Повернувшись спиной к ветру, они крепко прижались друг к другу. Но это не спасало их: метель свирепствовала, и снег со всех сторон забивался под шубу, ледяными иголками колол лицо. Что за сила у этой пурги! В воздухе завывало так, словно над головой пролетала огромная стая птиц, снова и снова повторялись страшные порывы ледяного ветра невероятной силы, и кругом белая тьма! Не видно ни лошадей, ни людей — белый туман нес их в открытую степь, и только сила притяжения не позволяла им улететь в пространство.

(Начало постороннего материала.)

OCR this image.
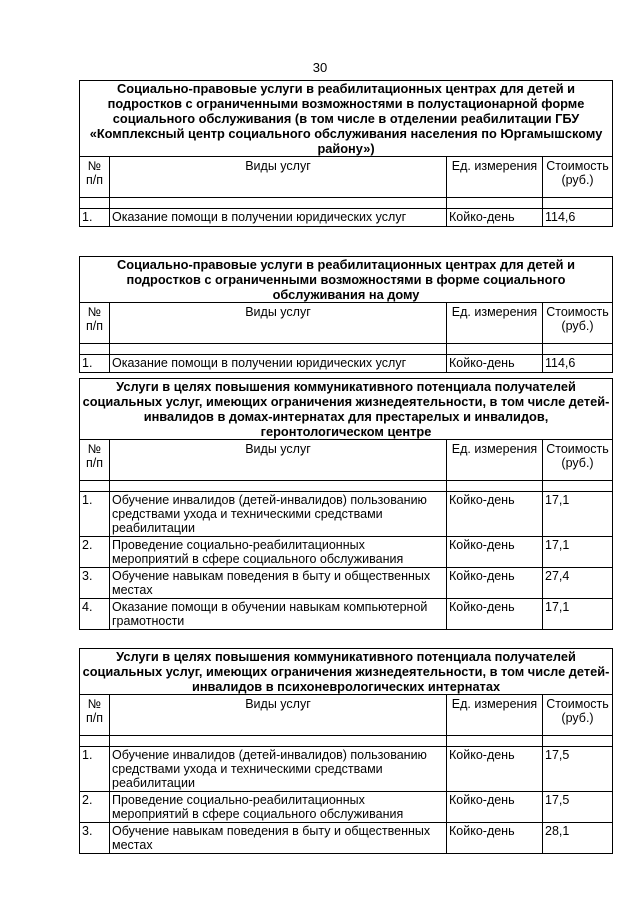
30
Социально-правовые услуги в реабилитационных центрах для детей и подростков с ограниченными возможностями в полустационарной форме социального обслуживания (в том числе в отделении реабилитации ГБУ «Комплексный центр социального обслуживания населения по Юргамышскому району»)			
№ п/п	Виды услуг	Ед. измерения	Стоимость (руб.)

1.	Оказание помощи в получении юридических услуг	Койко-день	114,6
Социально-правовые услуги в реабилитационных центрах для детей и подростков с ограниченными возможностями в форме социального обслуживания на дому			
№ п/п	Виды услуг	Ед. измерения	Стоимость (руб.)

1.	Оказание помощи в получении юридических услуг	Койко-день	114,6
Услуги в целях повышения коммуникативного потенциала получателей социальных услуг, имеющих ограничения жизнедеятельности, в том числе детей-инвалидов в домах-интернатах для престарелых и инвалидов, геронтологическом центре			
№ п/п	Виды услуг	Ед. измерения	Стоимость (руб.)

1.	Обучение инвалидов (детей-инвалидов) пользованию средствами ухода и техническими средствами реабилитации	Койко-день	17,1
2.	Проведение социально-реабилитационных мероприятий в сфере социального обслуживания	Койко-день	17,1
3.	Обучение навыкам поведения в быту и общественных местах	Койко-день	27,4
4.	Оказание помощи в обучении навыкам компьютерной грамотности	Койко-день	17,1
Услуги в целях повышения коммуникативного потенциала получателей социальных услуг, имеющих ограничения жизнедеятельности, в том числе детей-инвалидов в психоневрологических интернатах			
№ п/п	Виды услуг	Ед. измерения	Стоимость (руб.)

1.	Обучение инвалидов (детей-инвалидов) пользованию средствами ухода и техническими средствами реабилитации	Койко-день	17,5
2.	Проведение социально-реабилитационных мероприятий в сфере социального обслуживания	Койко-день	17,5
3.	Обучение навыкам поведения в быту и общественных местах	Койко-день	28,1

Так продолжалось около часа. Вдруг, так же внезапно, как началась, непогода утихла, и в воздухе сразу потеплело. Снег, лежавший на лице, волосах и одежде, стал таять. Янка встал и осмотрелся. Везде намело высокие сугробы, местами в степи возвышались белые ометы соломы, а впереди блестела колокольня чесноковской церкви. Остальных подвод не было видно.
— Теперь мы скоро будем дома, — сказал Янка, усаживаясь в сани. — Страшно было?
— Немножко, — улыбнулась Айя.
— А если бы нас занесло в каком-нибудь овраге? Разве не обидно так рано умереть? — пошутил Янка.
— Не говорите этого, — прошептала девушка. — Тогда нас обоих постигла бы одинаковая участь, не только меня.
Оба были утомлены. Айя вскоре заснула, прижавшись щекой к плечу Янки. Он сидел, боясь пошевельнуться, и молчал. Тайга встретила их покрытыми инеем деревьями. На ветвях елей сверкали прозрачные снежинки, в этом белом наряде деревья походили на напудренных красавиц, украшенных драгоценностями. В лесу уже не чувствовалось ветра. Глубокая тишина разбудила Айю. Смутившись, она в первый момент в поисках опоры обняла Янку, а потом, опомнившись, отшатнулась.
— Почему вы дали мне заснуть? — сконфуженно упрекнула она его.
— Почему же вы не предупредили меня, чтобы я не разрешал вам спать? — улыбнулся он. — Видите, скоро будем дома.
Да, до гари было недалеко. Янке нужно было сворачивать на свою дорогу, дом Айи находился рядом. На развилке Янка остановил лошадь.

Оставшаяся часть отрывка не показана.